Labor rejects plan to expand welfare card

The card stops funds being spent on drugs, alcohol and gambling (Indue)

Labor will vote against rolling out cashless debit cards across two new trial sites, putting at risk the program's expansion, reports.

The opposition will back extending trials at Ceduna in South Australia and the East Kimberley, but says communities in Bundaberg and the WA Goldfields have not been properly consulted about being included.

"Labor believes that there is insufficient credible evidence at this point to support the establishment of further trials of the cashless debit card," Labor's Linda Burney and Jenny Macklin said yesterday.

The opposition took aim at a "flawed and inconclusive" evaluation of the cards.

Independent analysis released earlier this year found a "considerable positive impact" in both communities, but experts have criticised the research.

"Given the significant costs of the trials ... we must be sure the cashless debit card can deliver its stated objectives," the Labor frontbenchers said.

Labor wants the existing trials to run until June 2019 so they can be evaluated over a longer period.

It is also demanding funding for additional "wrap around" services for participating communities be guaranteed in legislation.

The cards quarantine a large chunk of welfare payments from being spent on booze and gambling.

They have been in operation in Ceduna and the East Kimberley since April 2016, and the government was to introduce them to the two extra sites early next year.

Human Services Minister Alan Tudge accused Labor of turning its back on desperate communities plagued by drug, alcohol and gambling abuse.

Meanwhile, AAP reports the Turnbull government may also need to drop controversial plans to drug-test welfare recipients if it wants the Senate to approve a raft of welfare measures.

The omnibus bill includes plans to drug test 5000 Newstart and Youth Allowance recipients across three trial sites in NSW, Queensland and Western Australia from January.

As Social Services Minister Christian Porter tries to win over upper house crossbenchers, at least one of them says the government's assumption about drug users is wrong.

"You can have two joints and fail two drug tests and not have a drug problem," Liberal Democrat David Leyonhjelm told reporters in Canberra yesterday.

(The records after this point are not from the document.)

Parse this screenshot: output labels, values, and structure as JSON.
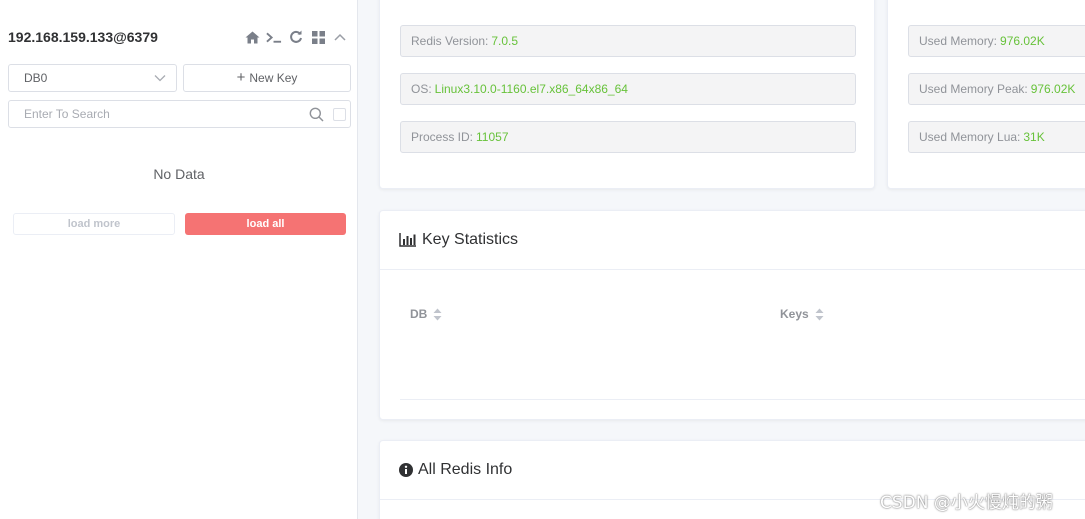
{
  "sidebar": {
    "connection_title": "192.168.159.133@6379",
    "db_select_value": "DB0",
    "new_key_label": "New Key",
    "search_placeholder": "Enter To Search",
    "empty_text": "No Data",
    "load_more_label": "load more",
    "load_all_label": "load all",
    "icons": [
      "home-icon",
      "terminal-icon",
      "refresh-icon",
      "grid-icon",
      "chevron-up-icon"
    ]
  },
  "server_info": {
    "redis_version_label": "Redis Version:",
    "redis_version": "7.0.5",
    "os_label": "OS:",
    "os": "Linux3.10.0-1160.el7.x86_64x86_64",
    "process_id_label": "Process ID:",
    "process_id": "11057"
  },
  "memory_info": {
    "used_memory_label": "Used Memory:",
    "used_memory": "976.02K",
    "used_memory_peak_label": "Used Memory Peak:",
    "used_memory_peak": "976.02K",
    "used_memory_lua_label": "Used Memory Lua:",
    "used_memory_lua": "31K"
  },
  "key_statistics": {
    "title": "Key Statistics",
    "columns": [
      "DB",
      "Keys"
    ]
  },
  "all_redis_info": {
    "title": "All Redis Info"
  },
  "watermark": "CSDN @小火慢炖的粥",
  "colors": {
    "value_green": "#67c23a",
    "danger": "#f56c6c",
    "border": "#dcdfe6",
    "muted_text": "#909399"
  }
}
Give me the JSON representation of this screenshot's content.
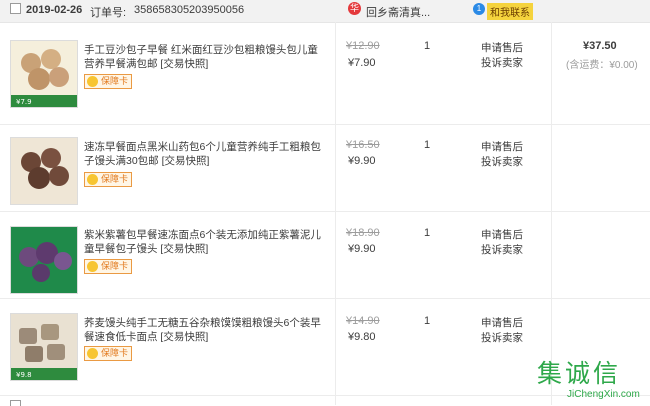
{
  "order": {
    "date": "2019-02-26",
    "order_label": "订单号:",
    "order_number": "358658305203950056",
    "shop_name": "回乡斋清真...",
    "ww_label": "和我联系",
    "total": "¥37.50",
    "shipping": "(含运费：¥0.00)"
  },
  "items": [
    {
      "title": "手工豆沙包子早餐 红米面红豆沙包粗粮馒头包儿童营养早餐满包邮 [交易快照]",
      "badge": "保障卡",
      "old_price": "¥12.90",
      "new_price": "¥7.90",
      "qty": "1",
      "op1": "申请售后",
      "op2": "投诉卖家",
      "thumb_price": "¥7.9"
    },
    {
      "title": "速冻早餐面点黑米山药包6个儿童营养纯手工粗粮包子馒头满30包邮 [交易快照]",
      "badge": "保障卡",
      "old_price": "¥16.50",
      "new_price": "¥9.90",
      "qty": "1",
      "op1": "申请售后",
      "op2": "投诉卖家",
      "thumb_price": ""
    },
    {
      "title": "紫米紫薯包早餐速冻面点6个装无添加纯正紫薯泥儿童早餐包子馒头 [交易快照]",
      "badge": "保障卡",
      "old_price": "¥18.90",
      "new_price": "¥9.90",
      "qty": "1",
      "op1": "申请售后",
      "op2": "投诉卖家",
      "thumb_price": ""
    },
    {
      "title": "荞麦馒头纯手工无糖五谷杂粮馍馍粗粮馒头6个装早餐速食低卡面点 [交易快照]",
      "badge": "保障卡",
      "old_price": "¥14.90",
      "new_price": "¥9.80",
      "qty": "1",
      "op1": "申请售后",
      "op2": "投诉卖家",
      "thumb_price": "¥9.8"
    }
  ],
  "watermark": {
    "main": "集诚信",
    "url": "JiChengXin.com"
  },
  "colors": {
    "accent": "#2ea84a",
    "badge": "#e27a1e",
    "shop_icon": "#e4393c"
  }
}
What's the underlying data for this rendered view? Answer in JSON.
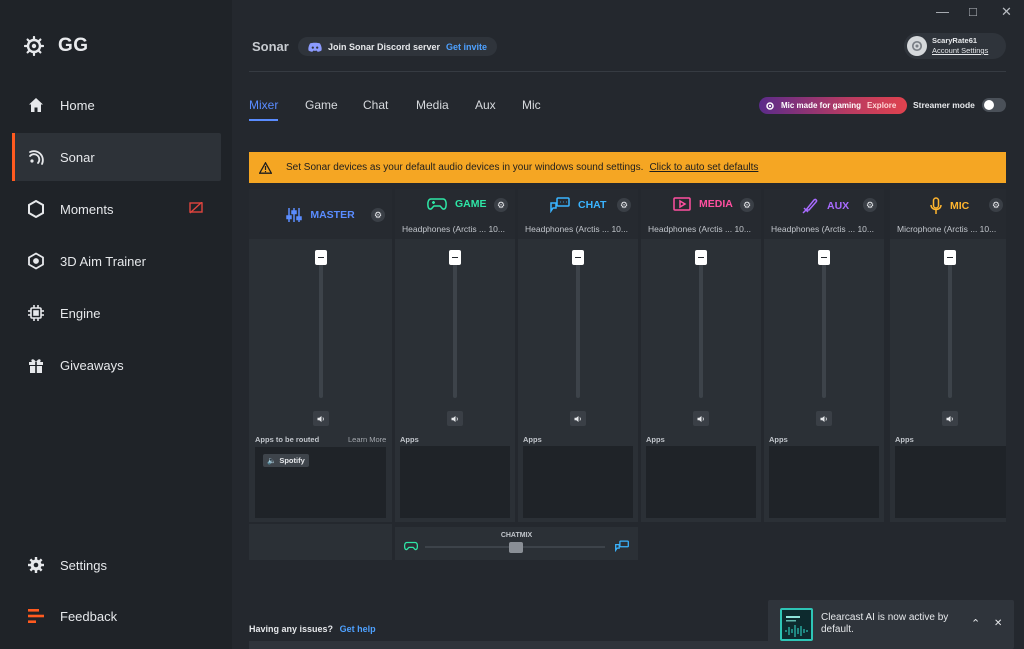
{
  "app": {
    "logo_text": "GG"
  },
  "sidebar": {
    "items": [
      {
        "label": "Home",
        "icon": "home-icon"
      },
      {
        "label": "Sonar",
        "icon": "sonar-icon",
        "active": true
      },
      {
        "label": "Moments",
        "icon": "moments-icon"
      },
      {
        "label": "3D Aim Trainer",
        "icon": "aim-icon"
      },
      {
        "label": "Engine",
        "icon": "engine-icon"
      },
      {
        "label": "Giveaways",
        "icon": "gift-icon"
      }
    ],
    "settings_label": "Settings",
    "feedback_label": "Feedback"
  },
  "header": {
    "title": "Sonar",
    "discord_label": "Join Sonar Discord server",
    "discord_link": "Get invite",
    "account_name": "ScaryRate61",
    "account_settings": "Account Settings"
  },
  "tabs": [
    "Mixer",
    "Game",
    "Chat",
    "Media",
    "Aux",
    "Mic"
  ],
  "promo": {
    "label": "Mic made for gaming",
    "link": "Explore"
  },
  "streamer_mode_label": "Streamer mode",
  "warning": {
    "text": "Set Sonar devices as your default audio devices in your windows sound settings.",
    "link": "Click to auto set defaults"
  },
  "mixer": {
    "master": {
      "name": "MASTER",
      "apps_label": "Apps to be routed",
      "learn_more": "Learn More",
      "app_chip": "Spotify"
    },
    "channels": [
      {
        "name": "GAME",
        "device": "Headphones (Arctis ... 10...",
        "apps_label": "Apps",
        "color": "#2ee6a6"
      },
      {
        "name": "CHAT",
        "device": "Headphones (Arctis ... 10...",
        "apps_label": "Apps",
        "color": "#3ab4ff"
      },
      {
        "name": "MEDIA",
        "device": "Headphones (Arctis ... 10...",
        "apps_label": "Apps",
        "color": "#ff4fa0"
      },
      {
        "name": "AUX",
        "device": "Headphones (Arctis ... 10...",
        "apps_label": "Apps",
        "color": "#a86bff"
      },
      {
        "name": "MIC",
        "device": "Microphone (Arctis ... 10...",
        "apps_label": "Apps",
        "color": "#ffb52e"
      }
    ],
    "chatmix_label": "CHATMIX"
  },
  "footer": {
    "issues_text": "Having any issues?",
    "help_link": "Get help"
  },
  "toast": {
    "text": "Clearcast AI is now active by default."
  },
  "colors": {
    "accent": "#ff5a1f",
    "tab_active": "#5a8cff",
    "master": "#5a8cff",
    "warning": "#f5a623"
  }
}
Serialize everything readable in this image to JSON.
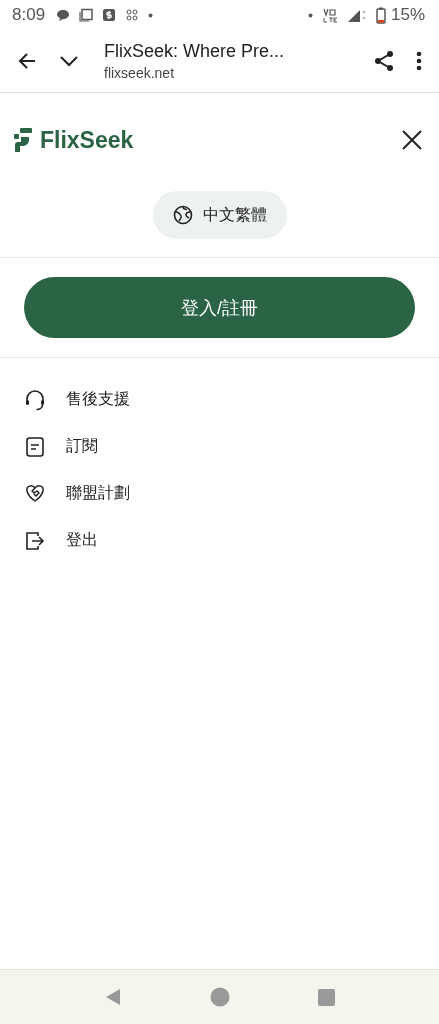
{
  "status_bar": {
    "time": "8:09",
    "battery": "15%"
  },
  "browser_bar": {
    "title": "FlixSeek: Where Pre...",
    "url": "flixseek.net"
  },
  "header": {
    "logo": "FlixSeek"
  },
  "language": {
    "label": "中文繁體"
  },
  "login_button": "登入/註冊",
  "menu": [
    {
      "kind": "support",
      "label": "售後支援"
    },
    {
      "kind": "subscribe",
      "label": "訂閱"
    },
    {
      "kind": "affiliate",
      "label": "聯盟計劃"
    },
    {
      "kind": "logout",
      "label": "登出"
    }
  ]
}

"It's also expensive and will cost taxpayers money so I was never going to support that."

Mr Porter has indicated he is willing to put off the trials so other changes are not delayed, but intends to pursue negotiations right up until the legislation lands in the Senate.

"What I will be saying to crossbench senators is that everything we are doing to move people from welfare to work is working," he told AAP.